Perpustakaan Digital ITB

In many cases, tsunami waveheights and effects show a high variability along the coast. One way to study this complexity is to simulate the tsunami above a certain area by using water wave models. Since a tsunami can be considered as a shallow water wave, we can choose the well-known Shallow Water Equations (SWE) as a non-dispersive water wave model for the tsunami. Dispersive wave means that harmonic waves of smaller wavelength propagate slower than waves of larger wavelength. For the dispersive wave model, we used the recently derived. Variational Boussinesq Model (VBM). In the SWE model the vertical variations in the layer of fluid is neglected, different from the VBM where the vertical variations lead to the effect of dispersion. These models are derived by using variational formulation. Consistently with the way of their derivations, these models will be solved numerically by using Finite Element Method (FEM).

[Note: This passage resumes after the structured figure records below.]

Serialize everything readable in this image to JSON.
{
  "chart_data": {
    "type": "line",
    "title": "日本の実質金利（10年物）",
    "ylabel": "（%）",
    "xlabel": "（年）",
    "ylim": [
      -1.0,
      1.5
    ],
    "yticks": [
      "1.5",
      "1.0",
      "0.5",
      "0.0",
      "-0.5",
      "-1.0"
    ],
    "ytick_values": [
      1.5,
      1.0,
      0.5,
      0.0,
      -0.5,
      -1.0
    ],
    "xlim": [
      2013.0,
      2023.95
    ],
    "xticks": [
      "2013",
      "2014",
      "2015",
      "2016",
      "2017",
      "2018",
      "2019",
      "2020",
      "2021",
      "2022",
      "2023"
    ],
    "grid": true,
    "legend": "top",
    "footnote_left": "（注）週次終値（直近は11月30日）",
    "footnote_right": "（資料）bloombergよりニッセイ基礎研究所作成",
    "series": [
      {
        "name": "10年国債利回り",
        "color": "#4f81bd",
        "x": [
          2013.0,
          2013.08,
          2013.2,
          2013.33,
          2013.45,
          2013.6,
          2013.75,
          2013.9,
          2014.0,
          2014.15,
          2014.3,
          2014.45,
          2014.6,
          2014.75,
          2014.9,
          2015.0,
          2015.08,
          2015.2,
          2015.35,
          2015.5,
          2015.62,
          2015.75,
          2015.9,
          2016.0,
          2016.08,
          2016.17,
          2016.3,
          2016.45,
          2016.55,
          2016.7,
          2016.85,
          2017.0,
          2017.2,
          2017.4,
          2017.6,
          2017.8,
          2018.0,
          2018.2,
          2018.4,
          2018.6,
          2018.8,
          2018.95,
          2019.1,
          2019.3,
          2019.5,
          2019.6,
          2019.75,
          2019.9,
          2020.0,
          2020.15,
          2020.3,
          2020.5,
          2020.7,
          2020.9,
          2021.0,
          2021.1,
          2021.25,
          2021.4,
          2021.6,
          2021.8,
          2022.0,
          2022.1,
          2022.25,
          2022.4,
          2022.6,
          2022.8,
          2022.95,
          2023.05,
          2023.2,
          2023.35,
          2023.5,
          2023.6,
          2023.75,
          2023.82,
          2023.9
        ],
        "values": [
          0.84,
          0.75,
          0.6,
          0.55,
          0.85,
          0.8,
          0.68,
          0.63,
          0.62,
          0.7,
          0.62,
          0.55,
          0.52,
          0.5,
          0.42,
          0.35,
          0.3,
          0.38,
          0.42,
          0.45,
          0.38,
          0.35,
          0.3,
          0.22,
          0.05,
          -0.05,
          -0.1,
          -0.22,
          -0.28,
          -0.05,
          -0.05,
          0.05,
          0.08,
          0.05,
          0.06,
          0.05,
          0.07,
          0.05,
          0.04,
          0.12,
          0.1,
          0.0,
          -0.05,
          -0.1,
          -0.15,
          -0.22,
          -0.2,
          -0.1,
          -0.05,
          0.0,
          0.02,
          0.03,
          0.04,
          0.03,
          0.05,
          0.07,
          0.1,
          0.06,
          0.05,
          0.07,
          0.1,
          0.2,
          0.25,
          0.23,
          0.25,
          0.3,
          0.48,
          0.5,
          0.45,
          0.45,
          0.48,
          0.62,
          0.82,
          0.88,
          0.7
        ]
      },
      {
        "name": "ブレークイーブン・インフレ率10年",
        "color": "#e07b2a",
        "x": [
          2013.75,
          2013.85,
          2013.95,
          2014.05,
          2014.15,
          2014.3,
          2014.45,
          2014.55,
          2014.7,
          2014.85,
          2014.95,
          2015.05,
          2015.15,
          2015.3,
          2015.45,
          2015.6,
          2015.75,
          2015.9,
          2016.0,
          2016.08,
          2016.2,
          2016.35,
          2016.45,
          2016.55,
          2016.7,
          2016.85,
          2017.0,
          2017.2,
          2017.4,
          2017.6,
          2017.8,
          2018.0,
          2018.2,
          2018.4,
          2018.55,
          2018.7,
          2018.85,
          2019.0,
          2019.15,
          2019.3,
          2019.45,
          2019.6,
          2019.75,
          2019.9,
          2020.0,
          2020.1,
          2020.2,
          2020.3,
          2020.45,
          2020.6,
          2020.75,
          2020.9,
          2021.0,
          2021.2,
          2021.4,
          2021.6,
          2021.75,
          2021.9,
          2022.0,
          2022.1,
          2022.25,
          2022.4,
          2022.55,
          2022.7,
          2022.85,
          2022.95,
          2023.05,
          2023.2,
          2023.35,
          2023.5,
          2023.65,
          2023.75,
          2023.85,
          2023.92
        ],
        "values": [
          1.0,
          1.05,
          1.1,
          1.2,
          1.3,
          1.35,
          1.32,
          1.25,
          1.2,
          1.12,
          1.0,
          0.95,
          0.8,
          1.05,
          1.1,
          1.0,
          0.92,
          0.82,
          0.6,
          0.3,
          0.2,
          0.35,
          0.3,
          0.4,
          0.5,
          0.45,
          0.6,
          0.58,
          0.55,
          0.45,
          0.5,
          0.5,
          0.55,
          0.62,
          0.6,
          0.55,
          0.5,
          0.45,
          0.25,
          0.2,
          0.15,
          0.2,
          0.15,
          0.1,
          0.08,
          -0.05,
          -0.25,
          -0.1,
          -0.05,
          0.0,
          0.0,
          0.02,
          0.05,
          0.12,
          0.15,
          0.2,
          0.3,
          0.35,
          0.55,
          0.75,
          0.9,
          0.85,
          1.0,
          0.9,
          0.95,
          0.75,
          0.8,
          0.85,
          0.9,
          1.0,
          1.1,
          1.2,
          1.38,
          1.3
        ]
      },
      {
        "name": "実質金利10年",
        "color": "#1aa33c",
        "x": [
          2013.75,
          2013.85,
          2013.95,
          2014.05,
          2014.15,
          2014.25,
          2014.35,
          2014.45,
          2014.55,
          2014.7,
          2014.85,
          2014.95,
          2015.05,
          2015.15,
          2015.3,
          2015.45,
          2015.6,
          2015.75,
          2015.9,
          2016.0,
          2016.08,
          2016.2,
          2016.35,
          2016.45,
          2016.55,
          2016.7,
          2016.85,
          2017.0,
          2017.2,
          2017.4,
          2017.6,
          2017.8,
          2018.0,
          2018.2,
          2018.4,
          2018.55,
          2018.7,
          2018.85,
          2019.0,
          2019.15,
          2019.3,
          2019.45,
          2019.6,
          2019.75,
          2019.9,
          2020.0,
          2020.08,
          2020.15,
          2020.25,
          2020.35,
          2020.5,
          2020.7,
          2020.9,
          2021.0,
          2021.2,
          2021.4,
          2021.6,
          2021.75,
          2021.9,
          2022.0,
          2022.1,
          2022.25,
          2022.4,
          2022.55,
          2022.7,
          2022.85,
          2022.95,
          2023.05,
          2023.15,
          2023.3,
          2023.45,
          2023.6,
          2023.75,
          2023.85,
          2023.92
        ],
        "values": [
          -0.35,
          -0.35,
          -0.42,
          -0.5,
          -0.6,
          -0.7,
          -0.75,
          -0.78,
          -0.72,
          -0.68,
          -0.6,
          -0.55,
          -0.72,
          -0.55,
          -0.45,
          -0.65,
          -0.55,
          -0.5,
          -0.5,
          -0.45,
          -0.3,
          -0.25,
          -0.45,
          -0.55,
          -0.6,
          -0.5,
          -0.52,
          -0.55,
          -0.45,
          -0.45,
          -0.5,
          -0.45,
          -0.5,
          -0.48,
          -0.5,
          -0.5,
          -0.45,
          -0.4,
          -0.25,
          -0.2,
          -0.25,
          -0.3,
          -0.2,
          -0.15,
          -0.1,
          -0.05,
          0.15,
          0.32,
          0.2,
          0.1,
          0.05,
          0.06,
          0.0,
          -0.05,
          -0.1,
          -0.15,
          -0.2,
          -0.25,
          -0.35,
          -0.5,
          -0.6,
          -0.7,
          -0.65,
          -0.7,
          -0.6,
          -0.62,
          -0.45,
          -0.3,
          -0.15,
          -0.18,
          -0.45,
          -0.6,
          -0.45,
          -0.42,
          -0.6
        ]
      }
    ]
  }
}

In FEM, the solutions are approximated by linear combination of the basis functions. In this thesis, we used linear basis functions. The radiation boundary condition and hard-wall boundary condition are implemented for both SWE and VBM. To simulate the tsunami, we use the available data of the bathymetry of Indonesia which is incorporated into our FEM schemes. The tsunami simulation in the two areas of Indonesia, which are the area in the south of Pangandaran and the area in the south of Lampung, will be presented as a result of FEM's implementation for the SWE and the VBM.